I am going to dive right in here with another text based tool called ‘sed’. Sed stands for ‘stream editor’ and it is another very early Unix days tool created in 1974, its goal being a streams based implementation of text editing that utilises regular expressions which back then was a new era for efficiently processing text.

These days GNU have their own offering of sed which has become the standard edition, this version includes some big improvements and new features including editing files in-place and other functionality for convenience. This package is default available on most Unix/Linux distros and can be installed for use on Windows based setups as well.

Once you have made sure it is available on your chosen development environment you can use sed for various operations that would take longer or be tedious if you were doing it manually or using GUI tools to accomplish. I will show examples of some of these situations for you below.

In modern programming there is a big emphasis on splitting your projects/scripts/programs into multiple neatly organised files that are in various formats and structures in order to keep your project to standards, make it easier for other developers to read & modify, for compiler rules etc. This can mean you end up needing to replace certain words, phrases, variable names and the like project-wide or folder-wide in order to update name changes and such. Sed can help you handle situations like this with ease.

Use – Replacing text in files
sed -i /<search>/<replace>/ <filename>
e.g.
sed -i s/abc/cba/ file1
Use – Replacing text in all files in a folder/project
sed -i /<search>/<replace>/ *
e.g.
sed -i s/abc/cba/ *
Use – Cleaning up code in your project or file

You can go further with this sort of concept and start using the functionality of sed to clean up your code, remove unwanted function calls and such with commands such as the ones below.

sed -i '/^ *$/d' <filename>
^ This removes all lines with just whitespace or that are blank.

sed -i s/<function name>\(\)\;// <filename>
^ This would remove all calls in a file or project to a certain function.

sed -i '/\s*#.*$/d' <filename>
^ This would remove all comments that use the # style from your file or project.

sed -i s/<old variable/function/class name>/<new variable/function/class name>/ <filename>

^ This last one is self explanatory really but it is very useful for when you need to change the name of something that gets referenced or called all over the place in a large project.

You will notice the different styles of sed use that you can do, single quoting can be useful if your using certain characters in your command that will upset your preferred command line shell. The function call example above shows the other method of escaping your special characters using \, this is just another way to do the same thing.

Advanced switches and uses

Once you get the hang of some basic sed commands you can use some of the switches to chain commands, store commands in sed ‘script’ files etc, here is some examples of switches:

The -e switch can be used for chaining 
sed -i -e '<command>' -e '<command>' <filename>
e.g.
sed -i -e '/\s*#.*$/d' -e '/^ *$/d' <filename>
^ This chains the commands up to remove all # style comments and all blank/whitespace lines from your file or project, you can chain up more expressions and eventually come up with one-liners to clean your code up when required.

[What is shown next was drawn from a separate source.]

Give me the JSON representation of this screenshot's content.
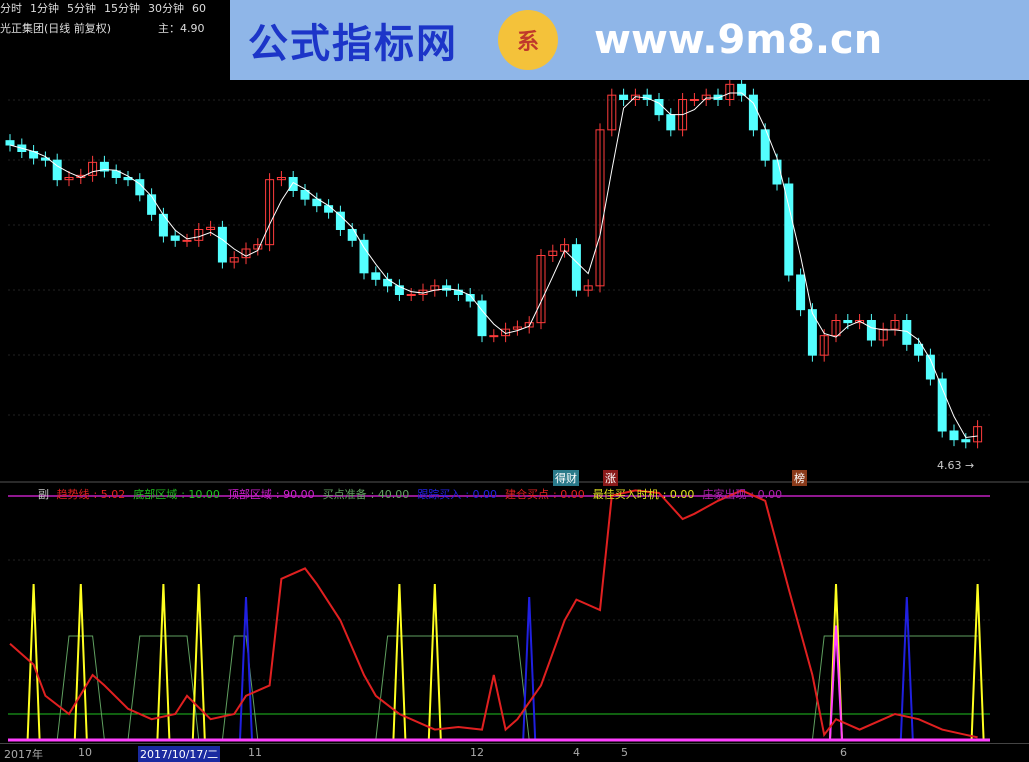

You can create sed scripts by just putting one sed command per line into a file and calling it with the -f switch.

File x.sed:

/\s*#.*$/d
/^ *$/d

Command:

sed -f x.sed <filename>

Creating little sed scripts and keeping them handy to clean up code or even data-files (e.g. simple csv processing) can be a good use of this feature.

This concludes our introduction to using the great command line tool ‘sed’ for aiding development. There is lots of other great ways you can use sed to process any type of text file or even streams from pipes similar to grep in the first article to leverage the most out of its functionality. If you need a more adaptable advanced version of what sed does with even more functionality to really mangle your text based files definitely look into the command line tool AWK.

There will be a part 3 coming soon, I apologise for the long waits between my articles.